Equally significant is teamwork. Physicians seldom work alone. From nurses and physicians’ assistants to pharmacists, technicians, and social workers, medicine today is practiced through teams. A physician needs to learn how to work effectively as a team member, respecting the roles of others, communicating well as a team member, and being receptive to suggestions. Physicians who are hard to work with or condescending to others can potentially disrupt workflow, delay the delivery of care to patients, and lower staff morale. On the other hand, physicians who create a work environment of cooperation help create healthier, more effective, and happier healthcare settings (Salas et al., 2008).

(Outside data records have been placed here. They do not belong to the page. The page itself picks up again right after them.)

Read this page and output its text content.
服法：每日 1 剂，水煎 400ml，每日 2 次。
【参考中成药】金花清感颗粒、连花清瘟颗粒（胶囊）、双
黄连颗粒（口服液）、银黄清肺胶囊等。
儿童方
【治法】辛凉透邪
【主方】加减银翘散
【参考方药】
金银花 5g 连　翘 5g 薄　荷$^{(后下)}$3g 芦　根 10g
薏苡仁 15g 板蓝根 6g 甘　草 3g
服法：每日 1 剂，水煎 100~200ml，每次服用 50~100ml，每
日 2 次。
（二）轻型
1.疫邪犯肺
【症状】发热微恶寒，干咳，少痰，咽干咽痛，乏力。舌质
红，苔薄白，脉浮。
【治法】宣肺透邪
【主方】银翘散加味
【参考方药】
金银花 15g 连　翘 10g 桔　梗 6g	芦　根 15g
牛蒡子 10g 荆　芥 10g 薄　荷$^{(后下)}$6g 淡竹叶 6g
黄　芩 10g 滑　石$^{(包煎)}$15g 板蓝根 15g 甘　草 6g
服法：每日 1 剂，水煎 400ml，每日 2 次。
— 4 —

Finally, emotional intelligence is a strong yet frequently underutilized soft skill. Self-awareness, self-management, motivation, empathy, and social skills are all encompassed by emotional intelligence. An emotionally robust physician can fight stress, negotiate conflict, and stay professional when it's going badly. A physician who improved at reading the room, better at noting when a colleague, a client, is angry, and better at knowing how to diffuse tension. Emotional intelligence helps physicians make ethical decisions, helps lower burnout, and helps physicians stay calm under pressure, which are all signs of a long, fulfilling career as a physician.
Lastly, as medical knowledge is the building-blocks of the practitioner's competencies, the soft skills, which are being a communicator, a caring one, adaptable, a member of the health team, and emotionally intelligent, are what give life to the knowledge in important, impactful ways. Those competencies create trust, enhance the care, forge strong bonds not only with the patients, indeed, but with the health teams the practitioner relies upon, as well. As medicine continues to be an evolving practice, practitioners cultivating these people-focused competencies will be best situated to meet the needs of the patients as well as the profession itself.
References:
1. Levinson, W., Roter, D., Mullooly, J., Dull, V., & Frankel, R. (1997). Physician–patient communication: The relationship with malpractice claims. JAMA, 277(7), 553–559.
2. Hojat, M., Louis, D. Z., Markham, F. W., Wender, R., Rabinowitz, C., & Gonnella, J. S. (2011). Physicians’ empathy and clinical outcomes for diabetic patients. Academic Medicine, 86(3), 359–364.
3. General Medical Council. (2019). Outcomes for graduates. Retrieved from www.gmc-uk.org (https://www.gmc-uk.org/)
4. Salas, E., Sims, D. E., & Burke, C. S. (2005). Is there a “Big Five” in teamwork? Small Group Research, 36(5), 555–599.